Even stuff that's not supposed to be. Milk is sold in pints but labelled in ml. Sometimes it's litres because these are smaller. Timbre is all sold in a metric equivalent, but it isn't consistent. You don't know if the piece you've had delivered is 2.4m or 2.44m. Rulers have both metric and imperial, unless you pay extra for a single system - which makes them harder to use.
The worst thing is recipes, many recipes are imperial online because of the USA. American imperial measurements aren't the same as UK ones.
It is all driven by ignorance. The royal family (TV show) summed this ignorance up best. They complained it took them longer to get to the destination because their sat nav was in kilometres and there's more kilometres than miles so everything is further away.
I avoid volumetric measurement whenever I can. I've found weight based measurement to be vastly superior, especially when you have a 0.1g digital scale. It's much easier to weight 100g of water than check the line on 100ml.
We use US Standard, not Imperial. Americans took Imperial and changed the measurements but kept the names, because "fuck you, Britain" but "fuck you even more, everyone else!"
It's better. Because metric is still an option, but it's not as good as it could be.
If the English speaking world fully committed to metric DIY, maker stuff and cooking online would be much better. But I'd much rather this than a fully imperial system. It much easier to work in metric and convert between than work in imperial. Imperial requires a lot more knowledge of the measurement system your working with than metric does. Because everything scales in metric the same and you can use exponentials or prefixes to express sizes. Though the US imperial system does simplify this system by using pounds for everything rather than stones.

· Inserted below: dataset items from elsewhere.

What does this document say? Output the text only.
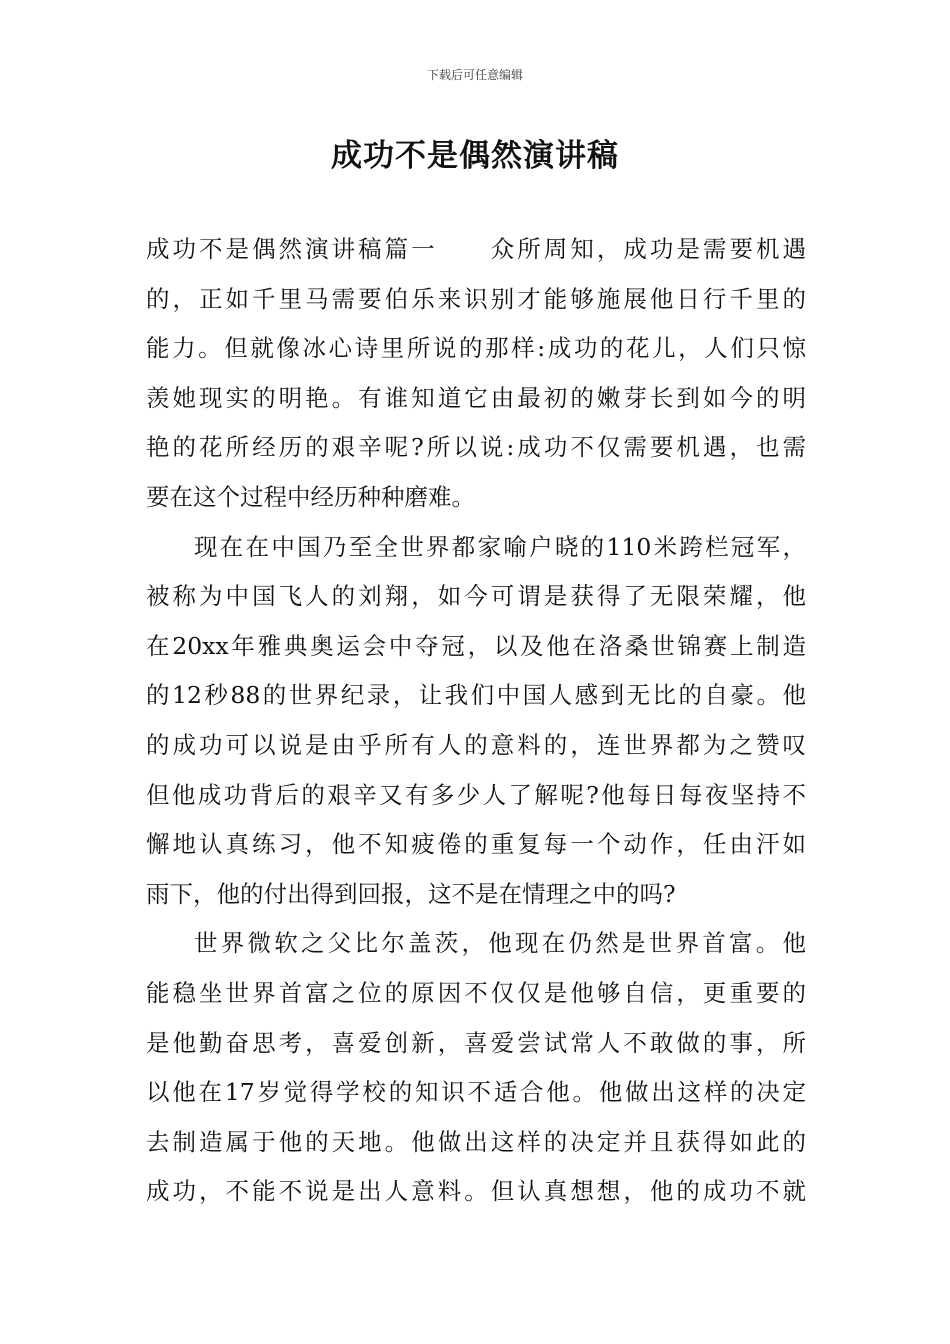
下载后可任意编辑
成功不是偶然演讲稿
成功不是偶然演讲稿篇一　　众所周知，成功是需要机遇
的，正如千里马需要伯乐来识别才能够施展他日行千里的
能力。但就像冰心诗里所说的那样:成功的花儿，人们只惊
羡她现实的明艳。有谁知道它由最初的嫩芽长到如今的明
艳的花所经历的艰辛呢?所以说:成功不仅需要机遇，也需
要在这个过程中经历种种磨难。
现在在中国乃至全世界都家喻户晓的110米跨栏冠军，
被称为中国飞人的刘翔，如今可谓是获得了无限荣耀，他
在20xx年雅典奥运会中夺冠，以及他在洛桑世锦赛上制造
的12秒88的世界纪录，让我们中国人感到无比的自豪。他
的成功可以说是由乎所有人的意料的，连世界都为之赞叹
但他成功背后的艰辛又有多少人了解呢?他每日每夜坚持不
懈地认真练习，他不知疲倦的重复每一个动作，任由汗如
雨下，他的付出得到回报，这不是在情理之中的吗?
世界微软之父比尔盖茨，他现在仍然是世界首富。他
能稳坐世界首富之位的原因不仅仅是他够自信，更重要的
是他勤奋思考，喜爱创新，喜爱尝试常人不敢做的事，所
以他在17岁觉得学校的知识不适合他。他做出这样的决定
去制造属于他的天地。他做出这样的决定并且获得如此的
成功，不能不说是出人意料。但认真想想，他的成功不就
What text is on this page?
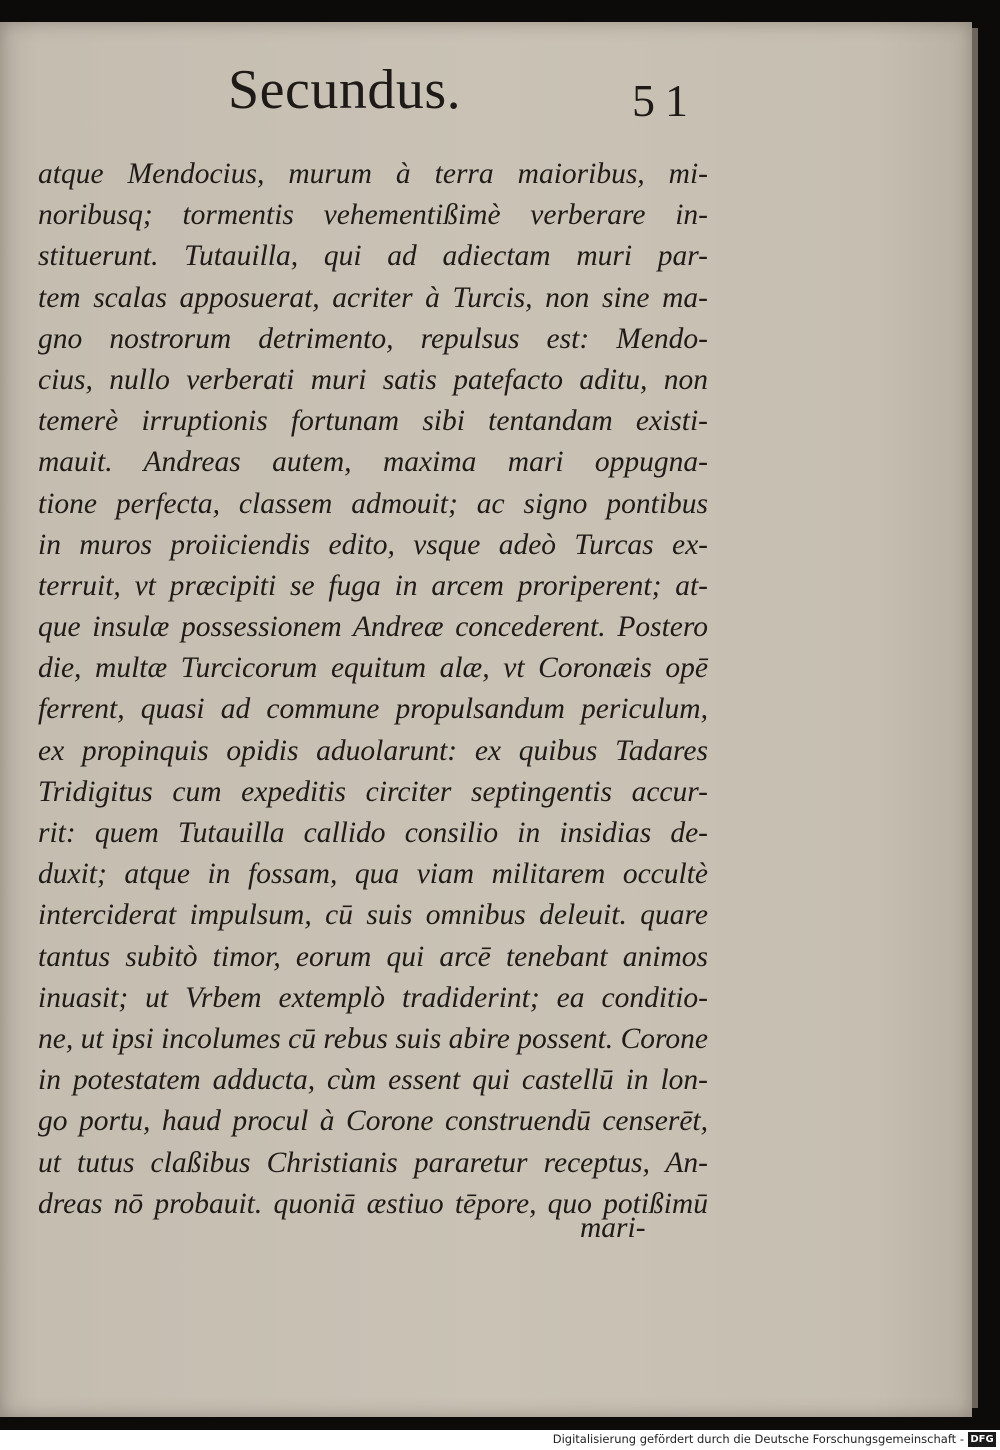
Secundus.	51
atque Mendocius, murum à terra maioribus, mi-
noribusq; tormentis vehementißimè verberare in-
stituerunt. Tutauilla, qui ad adiectam muri par-
tem scalas apposuerat, acriter à Turcis, non sine ma-
gno nostrorum detrimento, repulsus est: Mendo-
cius, nullo verberati muri satis patefacto aditu, non
temerè irruptionis fortunam sibi tentandam existi-
mauit. Andreas autem, maxima mari oppugna-
tione perfecta, classem admouit; ac signo pontibus
in muros proiiciendis edito, vsque adeò Turcas ex-
terruit, vt præcipiti se fuga in arcem proriperent; at-
que insulæ possessionem Andreæ concederent. Postero
die, multæ Turcicorum equitum alæ, vt Coronæis opē
ferrent, quasi ad commune propulsandum periculum,
ex propinquis opidis aduolarunt: ex quibus Tadares
Tridigitus cum expeditis circiter septingentis accur-
rit: quem Tutauilla callido consilio in insidias de-
duxit; atque in fossam, qua viam militarem occultè
interciderat impulsum, cū suis omnibus deleuit. quare
tantus subitò timor, eorum qui arcē tenebant animos
inuasit; ut Vrbem extemplò tradiderint; ea conditio-
ne, ut ipsi incolumes cū rebus suis abire possent. Corone
in potestatem adducta, cùm essent qui castellū in lon-
go portu, haud procul à Corone construendū censerēt,
ut tutus claßibus Christianis pararetur receptus, An-
dreas nō probauit. quoniā æstiuo tēpore, quo potißimū
mari-
Digitalisierung gefördert durch die Deutsche Forschungsgemeinschaft - DFG
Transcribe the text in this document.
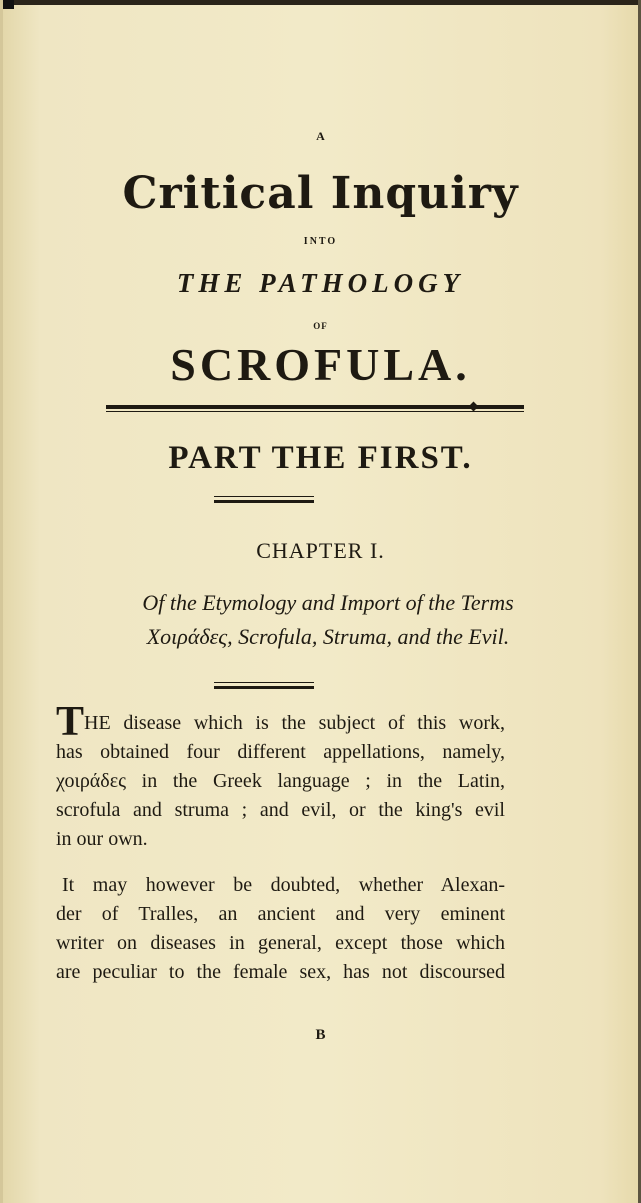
A
Critical Inquiry
INTO
THE PATHOLOGY
OF
SCROFULA.
PART THE FIRST.
CHAPTER I.
Of the Etymology and Import of the Terms
Χοιράδες, Scrofula, Struma, and the Evil.
THE disease which is the subject of this work,
has obtained four different appellations, namely,
χοιράδες in the Greek language ; in the Latin,
scrofula and struma ; and evil, or the king's evil
in our own.
It may however be doubted, whether Alexan-
der of Tralles, an ancient and very eminent
writer on diseases in general, except those which
are peculiar to the female sex, has not discoursed
B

It is surprising that the US still clings to imperial measurement despite being the first Anglosphere country to adopt metric/decimal currency. Along with the metric system being associated with liberty and enlightenment that was a big part of the philosophy behind the start of the US.
When it comes down to, in the UK and the US both imperial systems are quantified by metric standards. So it's purely a mirage, because all reference lead back to metric measurements. Not brass yardsticks installed in the town centre. Imperial is now just a middle man maintained for nostalgia. The cost to switching is every decreasing as all series industry uses metric.
I fucking love the psychotic concept of using "stone" as a measurement, even though a real stone can weight anywhere from milligrams to ... thousands of tonnes?